Cattles, the sub-prime lender which suspended six executives in February, had trading in its shares stopped on Thursday after failing to hit the deadline to report its already delayed annual results.
The company said its auditors were continuing to trawl through its books and could not sign off its accounts in time for it to report results by April 30.
Cattles has already delayed reporting results from the end of February, after discovering an 850m blackhole in its accounts.
The company, which lends to customers with poor credit histories, said it would not have been able to publish the figures by the end of April, and so it requested for trading in its shares to be suspended.
Cattles is also in talks with a syndicate of banks led by Royal Bank of Scotland which have loaned it 500m. Unless RBS and the rest of the group's creditors agree to roll over the credit line, which expires in July, Cattles may fall into administration.

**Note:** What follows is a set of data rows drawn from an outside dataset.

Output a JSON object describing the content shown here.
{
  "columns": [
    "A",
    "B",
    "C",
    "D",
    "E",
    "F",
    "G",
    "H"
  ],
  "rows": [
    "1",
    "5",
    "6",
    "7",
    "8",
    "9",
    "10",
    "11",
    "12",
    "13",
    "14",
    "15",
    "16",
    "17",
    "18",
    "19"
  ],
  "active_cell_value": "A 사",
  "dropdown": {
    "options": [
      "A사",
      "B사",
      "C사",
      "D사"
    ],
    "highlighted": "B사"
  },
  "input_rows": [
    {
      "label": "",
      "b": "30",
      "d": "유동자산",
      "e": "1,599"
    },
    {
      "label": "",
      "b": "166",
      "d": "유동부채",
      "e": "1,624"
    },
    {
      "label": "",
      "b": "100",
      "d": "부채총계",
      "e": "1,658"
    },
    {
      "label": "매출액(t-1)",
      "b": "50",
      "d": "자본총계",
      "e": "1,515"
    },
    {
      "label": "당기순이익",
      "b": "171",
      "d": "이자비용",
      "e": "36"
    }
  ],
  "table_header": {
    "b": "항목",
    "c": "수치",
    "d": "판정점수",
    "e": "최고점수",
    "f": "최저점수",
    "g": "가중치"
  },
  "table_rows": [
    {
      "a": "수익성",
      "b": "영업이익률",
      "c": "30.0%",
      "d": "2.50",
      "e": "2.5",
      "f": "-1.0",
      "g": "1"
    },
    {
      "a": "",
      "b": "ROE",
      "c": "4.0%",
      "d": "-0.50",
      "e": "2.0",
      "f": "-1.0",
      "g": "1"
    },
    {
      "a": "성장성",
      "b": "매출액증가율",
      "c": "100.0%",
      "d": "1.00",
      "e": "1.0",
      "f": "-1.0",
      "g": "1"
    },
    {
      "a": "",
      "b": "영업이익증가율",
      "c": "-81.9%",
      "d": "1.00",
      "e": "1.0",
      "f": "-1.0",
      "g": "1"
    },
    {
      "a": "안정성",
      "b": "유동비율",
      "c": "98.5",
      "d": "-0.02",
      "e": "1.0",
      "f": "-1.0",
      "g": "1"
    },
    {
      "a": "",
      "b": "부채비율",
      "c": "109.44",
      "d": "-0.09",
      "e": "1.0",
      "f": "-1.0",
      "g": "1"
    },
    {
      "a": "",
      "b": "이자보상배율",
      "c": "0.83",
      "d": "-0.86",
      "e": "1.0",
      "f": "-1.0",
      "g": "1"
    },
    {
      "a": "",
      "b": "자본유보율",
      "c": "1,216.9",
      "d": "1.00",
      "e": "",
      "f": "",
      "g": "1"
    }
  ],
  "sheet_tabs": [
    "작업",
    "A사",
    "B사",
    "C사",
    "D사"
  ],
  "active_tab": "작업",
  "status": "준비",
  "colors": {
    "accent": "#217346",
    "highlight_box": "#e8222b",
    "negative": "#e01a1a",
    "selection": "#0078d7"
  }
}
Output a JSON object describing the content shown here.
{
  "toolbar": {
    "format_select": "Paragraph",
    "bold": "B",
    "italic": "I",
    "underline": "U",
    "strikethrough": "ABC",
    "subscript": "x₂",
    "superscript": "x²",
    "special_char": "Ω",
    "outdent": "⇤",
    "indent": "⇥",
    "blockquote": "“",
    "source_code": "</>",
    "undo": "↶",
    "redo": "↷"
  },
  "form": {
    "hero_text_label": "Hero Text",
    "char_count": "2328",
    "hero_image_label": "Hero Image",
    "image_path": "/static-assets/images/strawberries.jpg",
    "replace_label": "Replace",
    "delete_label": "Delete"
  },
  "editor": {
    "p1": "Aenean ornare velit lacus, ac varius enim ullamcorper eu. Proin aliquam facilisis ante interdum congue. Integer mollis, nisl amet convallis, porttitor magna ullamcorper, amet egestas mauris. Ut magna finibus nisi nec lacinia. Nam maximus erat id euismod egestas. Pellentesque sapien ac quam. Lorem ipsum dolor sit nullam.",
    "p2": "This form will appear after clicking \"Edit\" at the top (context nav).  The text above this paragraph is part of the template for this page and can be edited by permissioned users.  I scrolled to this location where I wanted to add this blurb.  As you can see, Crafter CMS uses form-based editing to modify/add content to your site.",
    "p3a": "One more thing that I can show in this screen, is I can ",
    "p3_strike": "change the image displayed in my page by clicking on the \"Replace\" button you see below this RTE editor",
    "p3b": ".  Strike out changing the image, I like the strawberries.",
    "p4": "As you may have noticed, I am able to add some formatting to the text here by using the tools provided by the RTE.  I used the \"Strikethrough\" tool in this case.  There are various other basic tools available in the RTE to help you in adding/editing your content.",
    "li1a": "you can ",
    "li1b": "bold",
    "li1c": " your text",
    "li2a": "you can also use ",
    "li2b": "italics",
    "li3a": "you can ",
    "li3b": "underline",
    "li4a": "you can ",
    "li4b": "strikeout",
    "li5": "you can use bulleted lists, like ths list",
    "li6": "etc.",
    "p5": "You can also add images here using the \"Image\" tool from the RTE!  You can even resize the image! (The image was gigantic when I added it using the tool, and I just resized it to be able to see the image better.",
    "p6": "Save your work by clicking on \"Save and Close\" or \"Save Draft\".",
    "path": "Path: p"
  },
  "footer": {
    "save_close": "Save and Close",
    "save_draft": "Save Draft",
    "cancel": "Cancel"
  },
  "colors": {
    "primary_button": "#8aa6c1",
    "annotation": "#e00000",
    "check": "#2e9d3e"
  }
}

Cattles asked accountancy firm Deloitte to review its books to work out what level of provisions it needs to take. Deloitte has completed the ask and PricewaterhouseCoopers (PwC), Cattles' long-standing auditors, are considering the numbers.
One of the issues delaying Cattles reporting its results is that PwC may want discussions with the banking syndicate over a refinancing to be finalised before it signs off Cattles' accounts as a going concern.
Cattles said it requested a suspension "in order to avoid a disorderly market and to protect investors pending publication of its audited report and accounts for the year."
The company shocked the market in February when it announced that six senior executives, including its finance director, had been suspended, amid accusations that the rest of the board were being supplied with "inaccurate and/or incomplete information".
An investigation by City law firm Freshfields Bruckhaus Deringer and Deloitte estimated that the black hole in the books stands at some 850m -about 25pc of the company's loan book.
More than 1,000 jobs have been cut from the main offices at Batley, West Yorkshire, Hull and Nottingham, with more job losses seen as inevitable.